Phylogenetic Trees: Represent the evolutionary relationships between species, illustrating common ancestors.
Example: A gizzard, a pouch that aids in digestion, can show evolutionary time but is not measured in absolute terms.
Extinction and Extant Species:
Extinct: Organisms that no longer exist.
Extant: Species that are currently living.
Species on the outside edge of the tree signify those that still exist today.
Common Ancestors: The root of the tree represents an ancestor shared by multiple species (e.g., species a, b, c, d, e).
Divergence: As species evolve, they diverge from their common ancestor (e.g., species a diverges from the shared ancestor, while b, c, d, e, and f also branch off).
Relational Proximity: Species d and e are more closely related to each other than they are to species a due to fewer accumulated differences.
Outgroup: An external reference point (like a mouse or another mammal) used to determine evolutionary relationships on the phylogenetic tree.
Traits: Selection of traits to be represented on the tree can illustrate various evolutionary adaptations and changes over time.
Phylogenies can be tailored to reflect specific traits or relationships that researchers want to highlight.
Convergent Evolution: Independent evolution of similar traits in non-closely related species due to similar environmental challenges.
Example: Similar bone structures in different animals may arise from convergent evolution.
Synapomorphic Traits: Traits that appear in all descendants of a monophyletic group.
Example: Lungs in tetrapods; once evolved, they are present in all descendants of tetrapods.
Example of Independent Evolution:
Hedgehog vs.

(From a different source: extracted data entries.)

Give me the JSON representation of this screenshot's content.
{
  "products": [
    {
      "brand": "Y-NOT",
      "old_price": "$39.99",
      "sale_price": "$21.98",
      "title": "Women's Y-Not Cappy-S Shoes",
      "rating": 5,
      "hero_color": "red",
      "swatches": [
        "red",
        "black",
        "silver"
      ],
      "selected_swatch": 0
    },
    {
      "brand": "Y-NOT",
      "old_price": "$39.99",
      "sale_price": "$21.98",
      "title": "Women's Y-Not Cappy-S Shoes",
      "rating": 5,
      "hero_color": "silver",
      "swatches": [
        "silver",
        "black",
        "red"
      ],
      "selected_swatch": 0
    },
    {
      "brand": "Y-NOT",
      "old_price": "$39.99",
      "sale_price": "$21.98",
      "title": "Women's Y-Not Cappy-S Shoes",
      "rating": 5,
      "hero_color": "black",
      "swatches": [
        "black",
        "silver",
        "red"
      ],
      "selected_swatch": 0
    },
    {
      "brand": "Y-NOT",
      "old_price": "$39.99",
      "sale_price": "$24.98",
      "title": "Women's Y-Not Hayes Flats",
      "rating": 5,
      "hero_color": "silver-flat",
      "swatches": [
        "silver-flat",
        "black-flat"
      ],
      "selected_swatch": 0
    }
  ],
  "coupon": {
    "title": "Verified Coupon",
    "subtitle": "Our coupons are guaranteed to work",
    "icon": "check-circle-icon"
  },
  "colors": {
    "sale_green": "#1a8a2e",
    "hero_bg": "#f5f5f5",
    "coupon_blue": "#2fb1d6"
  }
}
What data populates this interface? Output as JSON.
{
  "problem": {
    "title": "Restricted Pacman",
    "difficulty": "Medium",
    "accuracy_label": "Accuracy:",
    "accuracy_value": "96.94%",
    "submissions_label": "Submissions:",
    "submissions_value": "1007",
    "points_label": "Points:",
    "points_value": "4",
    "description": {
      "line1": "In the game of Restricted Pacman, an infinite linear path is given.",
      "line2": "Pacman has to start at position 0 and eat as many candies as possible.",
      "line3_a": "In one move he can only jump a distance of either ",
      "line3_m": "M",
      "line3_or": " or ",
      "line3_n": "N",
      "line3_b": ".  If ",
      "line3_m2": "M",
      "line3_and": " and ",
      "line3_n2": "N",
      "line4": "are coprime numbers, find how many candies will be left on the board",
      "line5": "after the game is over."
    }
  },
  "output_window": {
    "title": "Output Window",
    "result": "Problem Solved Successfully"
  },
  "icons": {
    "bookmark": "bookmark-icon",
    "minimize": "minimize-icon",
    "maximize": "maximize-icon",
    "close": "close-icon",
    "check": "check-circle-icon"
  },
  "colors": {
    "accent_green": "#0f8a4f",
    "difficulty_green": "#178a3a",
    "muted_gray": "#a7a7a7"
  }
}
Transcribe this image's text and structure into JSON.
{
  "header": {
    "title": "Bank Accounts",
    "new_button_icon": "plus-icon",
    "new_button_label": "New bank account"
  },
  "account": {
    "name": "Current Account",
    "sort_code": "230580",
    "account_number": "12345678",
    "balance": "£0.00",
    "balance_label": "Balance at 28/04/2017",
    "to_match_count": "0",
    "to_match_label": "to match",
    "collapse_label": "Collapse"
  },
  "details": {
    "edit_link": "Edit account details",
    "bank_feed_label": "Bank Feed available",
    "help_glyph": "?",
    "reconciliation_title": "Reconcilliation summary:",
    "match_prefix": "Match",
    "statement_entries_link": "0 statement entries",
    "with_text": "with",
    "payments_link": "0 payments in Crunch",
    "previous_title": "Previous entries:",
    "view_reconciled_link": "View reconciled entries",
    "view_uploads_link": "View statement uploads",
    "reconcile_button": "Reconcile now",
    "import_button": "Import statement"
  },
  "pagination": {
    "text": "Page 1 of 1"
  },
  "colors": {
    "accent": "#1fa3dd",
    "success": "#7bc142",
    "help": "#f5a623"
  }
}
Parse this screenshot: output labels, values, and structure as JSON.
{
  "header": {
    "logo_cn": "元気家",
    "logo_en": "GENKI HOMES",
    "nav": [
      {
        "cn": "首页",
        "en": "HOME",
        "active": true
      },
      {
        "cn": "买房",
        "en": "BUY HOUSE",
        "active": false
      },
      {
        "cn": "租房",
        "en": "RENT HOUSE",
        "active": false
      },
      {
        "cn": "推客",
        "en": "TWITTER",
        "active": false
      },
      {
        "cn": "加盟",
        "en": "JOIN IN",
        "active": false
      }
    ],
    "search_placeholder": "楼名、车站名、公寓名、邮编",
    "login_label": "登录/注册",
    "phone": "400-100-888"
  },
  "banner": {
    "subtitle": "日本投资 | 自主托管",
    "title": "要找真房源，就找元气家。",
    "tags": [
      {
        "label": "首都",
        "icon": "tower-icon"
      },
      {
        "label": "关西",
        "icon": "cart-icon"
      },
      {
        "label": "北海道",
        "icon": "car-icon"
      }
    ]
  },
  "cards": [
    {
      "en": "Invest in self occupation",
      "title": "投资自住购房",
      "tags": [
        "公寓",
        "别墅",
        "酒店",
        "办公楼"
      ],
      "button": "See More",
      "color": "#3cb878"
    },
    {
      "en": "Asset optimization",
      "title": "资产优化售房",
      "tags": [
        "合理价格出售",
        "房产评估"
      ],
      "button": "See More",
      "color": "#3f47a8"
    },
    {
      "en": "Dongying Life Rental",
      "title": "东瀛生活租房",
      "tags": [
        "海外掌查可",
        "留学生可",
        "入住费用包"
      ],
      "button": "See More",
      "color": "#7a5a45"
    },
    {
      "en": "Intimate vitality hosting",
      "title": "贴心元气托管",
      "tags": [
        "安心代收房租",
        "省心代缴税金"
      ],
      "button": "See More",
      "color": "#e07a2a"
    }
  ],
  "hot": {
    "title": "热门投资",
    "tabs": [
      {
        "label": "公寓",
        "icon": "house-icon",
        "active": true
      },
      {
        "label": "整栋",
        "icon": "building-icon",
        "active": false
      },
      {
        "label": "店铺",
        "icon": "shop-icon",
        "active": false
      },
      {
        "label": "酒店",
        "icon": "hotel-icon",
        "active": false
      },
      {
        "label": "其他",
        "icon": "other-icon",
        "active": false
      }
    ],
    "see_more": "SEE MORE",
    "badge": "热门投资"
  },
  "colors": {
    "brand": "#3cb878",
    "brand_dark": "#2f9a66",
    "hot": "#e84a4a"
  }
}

Tenrec: Both species have spines but evolved them independently as a response to their environments.
Phylogenetic analysis can reveal these independent evolutionary pathways.
Parsimony: A method used to create phylogenetic trees that minimize the number of evolutionary changes necessary.
Finding optimal pathways through trees based on gathered traits can illustrate relationships.
Example: A tree illustrating the evolution of insects (e.g., beetles and dragonflies) prioritizes the simplest explanation for trait development and loss.
Modern Approaches: Utilization of computer programs to assist in constructing phylogenetic trees.
Input data includes species, traits, and sometimes DNA sequences accessed online.
The program analyzes and computes relationships based on evolutionary traits and sequences.